Malgré une approche du son metal résolument novatrice, un premier disque d'une qualité remarquable ainsi qu'une bonne liste de premières parties assurées au cours de l'année 1995, les membres de Korn sont encore bien loin d'imaginer lors de leur retour chez Ross Robinson pour leur second opus l'engouement qu'ils vont susciter à peine quelques mois plus tard.

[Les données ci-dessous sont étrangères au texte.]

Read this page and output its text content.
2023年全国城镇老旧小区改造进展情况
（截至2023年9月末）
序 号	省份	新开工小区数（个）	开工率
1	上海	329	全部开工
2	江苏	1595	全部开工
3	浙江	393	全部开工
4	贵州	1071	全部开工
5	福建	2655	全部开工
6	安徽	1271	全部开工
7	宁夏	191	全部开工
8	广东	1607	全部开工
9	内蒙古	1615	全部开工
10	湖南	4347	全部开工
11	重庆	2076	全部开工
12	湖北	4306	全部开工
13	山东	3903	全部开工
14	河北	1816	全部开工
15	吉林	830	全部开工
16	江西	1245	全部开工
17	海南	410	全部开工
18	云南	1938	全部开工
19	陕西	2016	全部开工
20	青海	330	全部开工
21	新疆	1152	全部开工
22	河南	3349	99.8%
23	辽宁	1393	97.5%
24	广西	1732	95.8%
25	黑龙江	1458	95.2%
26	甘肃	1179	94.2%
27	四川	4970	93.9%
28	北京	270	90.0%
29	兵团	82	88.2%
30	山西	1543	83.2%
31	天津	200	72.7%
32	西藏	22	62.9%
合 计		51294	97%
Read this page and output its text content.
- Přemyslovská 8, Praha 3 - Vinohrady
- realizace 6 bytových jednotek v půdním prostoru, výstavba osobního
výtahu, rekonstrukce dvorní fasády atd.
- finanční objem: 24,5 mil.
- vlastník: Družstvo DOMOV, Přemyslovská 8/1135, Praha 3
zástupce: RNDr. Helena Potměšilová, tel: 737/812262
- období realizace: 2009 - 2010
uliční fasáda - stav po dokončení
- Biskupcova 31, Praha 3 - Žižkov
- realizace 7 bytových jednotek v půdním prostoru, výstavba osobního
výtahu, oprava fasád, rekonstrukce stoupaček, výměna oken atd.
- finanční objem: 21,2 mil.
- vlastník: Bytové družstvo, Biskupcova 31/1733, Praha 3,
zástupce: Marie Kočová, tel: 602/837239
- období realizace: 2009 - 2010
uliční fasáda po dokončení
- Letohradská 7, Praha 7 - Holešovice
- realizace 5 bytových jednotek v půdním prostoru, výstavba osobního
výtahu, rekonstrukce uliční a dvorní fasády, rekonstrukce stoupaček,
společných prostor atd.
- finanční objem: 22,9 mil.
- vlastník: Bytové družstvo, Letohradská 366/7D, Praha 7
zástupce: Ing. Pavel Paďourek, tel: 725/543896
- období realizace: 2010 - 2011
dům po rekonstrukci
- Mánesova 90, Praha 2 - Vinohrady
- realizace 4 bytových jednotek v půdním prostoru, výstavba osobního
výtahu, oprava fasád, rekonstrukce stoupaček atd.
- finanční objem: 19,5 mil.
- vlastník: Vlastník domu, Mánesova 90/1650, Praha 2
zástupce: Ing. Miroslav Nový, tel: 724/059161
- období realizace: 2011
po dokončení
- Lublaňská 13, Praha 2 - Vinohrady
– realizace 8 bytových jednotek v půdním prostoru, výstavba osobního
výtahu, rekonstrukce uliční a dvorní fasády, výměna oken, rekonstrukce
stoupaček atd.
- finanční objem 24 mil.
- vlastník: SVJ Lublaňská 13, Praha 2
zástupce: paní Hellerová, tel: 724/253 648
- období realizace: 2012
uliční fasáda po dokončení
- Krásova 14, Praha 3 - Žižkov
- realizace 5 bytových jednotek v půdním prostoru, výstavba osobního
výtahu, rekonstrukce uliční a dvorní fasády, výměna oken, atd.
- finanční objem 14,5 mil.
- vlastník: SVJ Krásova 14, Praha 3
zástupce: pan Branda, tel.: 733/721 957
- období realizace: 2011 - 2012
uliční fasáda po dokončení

Car si Korn posait les bases d'une véritable révolution sonore, Life Is Peachy restera pour sa part l'album de la consécration pour le quintet californien.
Si l'opus éponyme se présentait comme un véritable condensé de rage et de sentiments sombres, en partie grâce à l'incroyable performance d'un Jonathan Davis vivant ses textes comme un véritable exécutoire, Life Is Peachy se place dans sa directe continuité, tout en radicalisant encore d'avantage le message de Korn. Les constructions instrumentales se calquent sur les mêmes schémas, efficaces et d'une relative facilité d'accès, optant une nouvelle fois pour un sous-accordage pesant des guitares accompagnées de lignes de basses sur-mixées et groovy. Le groupe accouche d'une bonne poignée de compositions qui se seraient intégrées à son essai précédent sans en bousculer la cohésion (« Chi », hommage au bassiste des Deftones, le futur hymne « A.D.I.D.A.S. » ou encore le rebondissant « Good God »), mais témoigne par ailleurs d'une exploration sonore plus poussée. Les guitares sonnent de façon plus distordues, Munky et Head plaquant quelques plans parfois étranges et inattendus avant de repartir sur un riff plombé, accentuant la dimension glauque et malsaine de leur musique en évitant d'en saturer absolument tous les recoins (l'incroyable « Mr. Rogers », ou les sept-cordes s'effacent au cours des couplets au profit de la basse, les dissonances présentées par « K@#*%! », « No Place To Hide » ou encore l'interlude « Porno Creep »). A peine dix-huit mois auront été nécessaires à l'élaboration de ce second opus, une envie urgente de retourner en studio qui s'explique parfaitement à l'écoute de ces quatorze compositions, tant l'on ressent le besoin pour Korn d'évacuer un mal-être trop longtemps contenu.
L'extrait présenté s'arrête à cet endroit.